4) Backpropagate to \(h_t\)
Since both \(L_t\) and \(L_{t+1}\) depend on \(h_t\), we need to consider both of them for this backpropagation step:
\[\begin{align} \frac{\partial (L_t + L_{t+1})}{\partial h_t} &= \frac{\partial L_t}{\partial h_t} + \frac{\partial L_{t+1}}{\partial h_t} \\ &= \frac{\partial L_t}{\partial y_t^{raw}} \times \frac{\partial y_t^{raw}}{\partial h_t} + \frac{\partial L_{t+1}}{\partial h_{t+1}^{raw}} \times \frac{\partial h_{t+1}^{raw}}{\partial h_t} \\ &= \frac{\partial L_t}{\partial y_t^{raw}} \times W_{hy} + \frac{\partial L_{t+1}}{\partial h_{t+1}^{raw}} \times W_{hh} \\ \end{align}\]5) Backpropagate to \(W_{xh}\), \(W_{hh}\), and \(b_h\)
\[\begin{align} \frac{\partial L_t}{\partial W_{xh}} &= \frac{\partial L_t}{\partial h_t^{raw}} \times x_t \\ \frac{\partial L_t}{\partial W_{hh}} &= \frac{\partial L_t}{\partial h_t^{raw}} \times h_{t-1} \\ \frac{\partial L_t}{\partial b_h} &= \frac{\partial L_t}{\partial h_t^{raw}} \end{align}\]Implementation
For the implementation, we will try out a basic RNN model which learns Python syntax. Character sequences from the source code are fed into the training and label sequences \(X_i\) and \(\bar{Y}_i\) where each character \(X_{it}\) is used to predict its next character \(Y_{it}\).
Unlike the previous post which uses Theano, we will use Google’s TensorFlow to implement the RNN model.
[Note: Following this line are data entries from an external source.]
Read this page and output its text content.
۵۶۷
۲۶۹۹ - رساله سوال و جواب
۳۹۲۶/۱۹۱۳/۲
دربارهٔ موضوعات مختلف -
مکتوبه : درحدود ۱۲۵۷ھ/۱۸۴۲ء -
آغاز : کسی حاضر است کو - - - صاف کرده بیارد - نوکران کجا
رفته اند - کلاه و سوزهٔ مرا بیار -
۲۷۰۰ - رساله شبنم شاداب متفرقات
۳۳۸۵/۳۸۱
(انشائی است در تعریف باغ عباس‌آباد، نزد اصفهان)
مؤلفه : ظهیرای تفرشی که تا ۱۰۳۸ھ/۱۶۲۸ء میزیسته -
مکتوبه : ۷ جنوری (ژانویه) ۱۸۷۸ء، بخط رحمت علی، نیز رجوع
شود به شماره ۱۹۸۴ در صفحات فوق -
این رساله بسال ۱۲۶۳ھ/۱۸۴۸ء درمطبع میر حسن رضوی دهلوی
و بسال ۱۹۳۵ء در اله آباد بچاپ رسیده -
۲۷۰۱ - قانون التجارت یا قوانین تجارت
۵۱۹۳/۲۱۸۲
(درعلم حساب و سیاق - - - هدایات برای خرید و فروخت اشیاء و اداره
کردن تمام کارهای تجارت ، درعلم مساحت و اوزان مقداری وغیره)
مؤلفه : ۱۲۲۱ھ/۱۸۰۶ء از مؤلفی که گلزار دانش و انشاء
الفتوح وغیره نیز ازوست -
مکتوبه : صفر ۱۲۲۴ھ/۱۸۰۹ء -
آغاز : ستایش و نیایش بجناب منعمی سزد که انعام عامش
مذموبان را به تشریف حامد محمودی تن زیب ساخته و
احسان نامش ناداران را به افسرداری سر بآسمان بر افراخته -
Similar to Theano, TensorFlow provides automatic gradient calculation and even better it provides several builtin optimizer such as Adam used in the code.
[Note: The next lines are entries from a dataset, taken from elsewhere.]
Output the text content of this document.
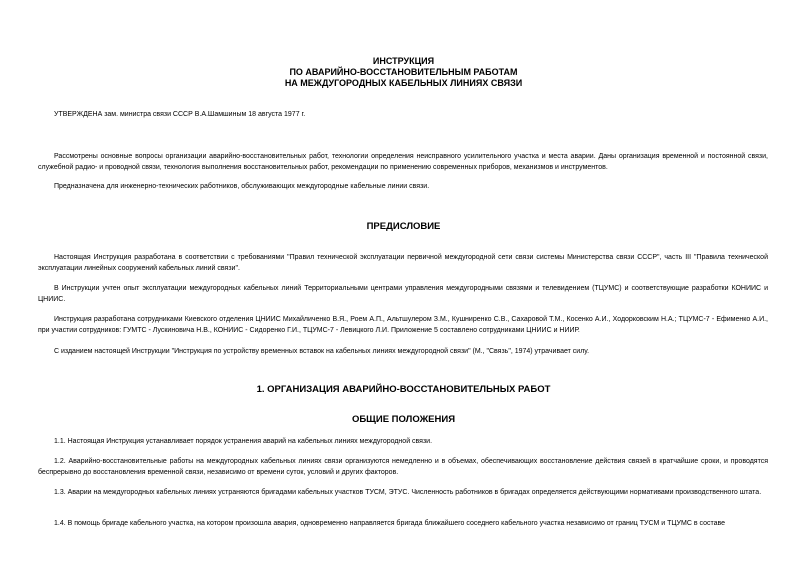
ИНСТРУКЦИЯ
ПО АВАРИЙНО-ВОССТАНОВИТЕЛЬНЫМ РАБОТАМ
НА МЕЖДУГОРОДНЫХ КАБЕЛЬНЫХ ЛИНИЯХ СВЯЗИ

УТВЕРЖДЕНА зам. министра связи СССР В.А.Шамшиным 18 августа 1977 г.

Рассмотрены основные вопросы организации аварийно-восстановительных работ, технологии определения неисправного усилительного участка и места аварии. Даны организация временной и постоянной связи, служебной радио- и проводной связи, технология выполнения восстановительных работ, рекомендации по применению современных приборов, механизмов и инструментов.

Предназначена для инженерно-технических работников, обслуживающих междугородные кабельные линии связи.

ПРЕДИСЛОВИЕ

Настоящая Инструкция разработана в соответствии с требованиями "Правил технической эксплуатации первичной междугородной сети связи системы Министерства связи СССР", часть III "Правила технической эксплуатации линейных сооружений кабельных линий связи".

В Инструкции учтен опыт эксплуатации междугородных кабельных линий Территориальными центрами управления междугородными связями и телевидением (ТЦУМС) и соответствующие разработки КОНИИС и ЦНИИС.

Инструкция разработана сотрудниками Киевского отделения ЦНИИС Михайличенко В.Я., Роем А.П., Альтшулером З.М., Кушниренко С.В., Сахаровой Т.М., Косенко А.И., Ходорковским Н.А.; ТЦУМС-7 - Ефименко А.И., при участии сотрудников: ГУМТС - Лускиновича Н.В., КОНИИС - Сидоренко Г.И., ТЦУМС-7 - Левицкого Л.И. Приложение 5 составлено сотрудниками ЦНИИС и НИИР.

С изданием настоящей Инструкции "Инструкция по устройству временных вставок на кабельных линиях междугородной связи" (М., "Связь", 1974) утрачивает силу.

1. ОРГАНИЗАЦИЯ АВАРИЙНО-ВОССТАНОВИТЕЛЬНЫХ РАБОТ
ОБЩИЕ ПОЛОЖЕНИЯ

1.1. Настоящая Инструкция устанавливает порядок устранения аварий на кабельных линиях междугородной связи.

1.2. Аварийно-восстановительные работы на междугородных кабельных линиях связи организуются немедленно и в объемах, обеспечивающих восстановление действия связей в кратчайшие сроки, и проводятся беспрерывно до восстановления временной связи, независимо от времени суток, условий и других факторов.

1.3. Аварии на междугородных кабельных линиях устраняются бригадами кабельных участков ТУСМ, ЭТУС. Численность работников в бригадах определяется действующими нормативами производственного штата.

1.4. В помощь бригаде кабельного участка, на котором произошла авария, одновременно направляется бригада ближайшего соседнего кабельного участка независимо от границ ТУСМ и ТЦУМС в составе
Here we don’t use TensorFlow’s builtin RNN cells. However, the code to build RNN is quite easy to follow and it’s just a straightforward translation from the formula in Figure 2.
References
[1] Jeff Donahue et al. Long-term Recurrent Convolutional Networks for Visual Recognition and Description (URL).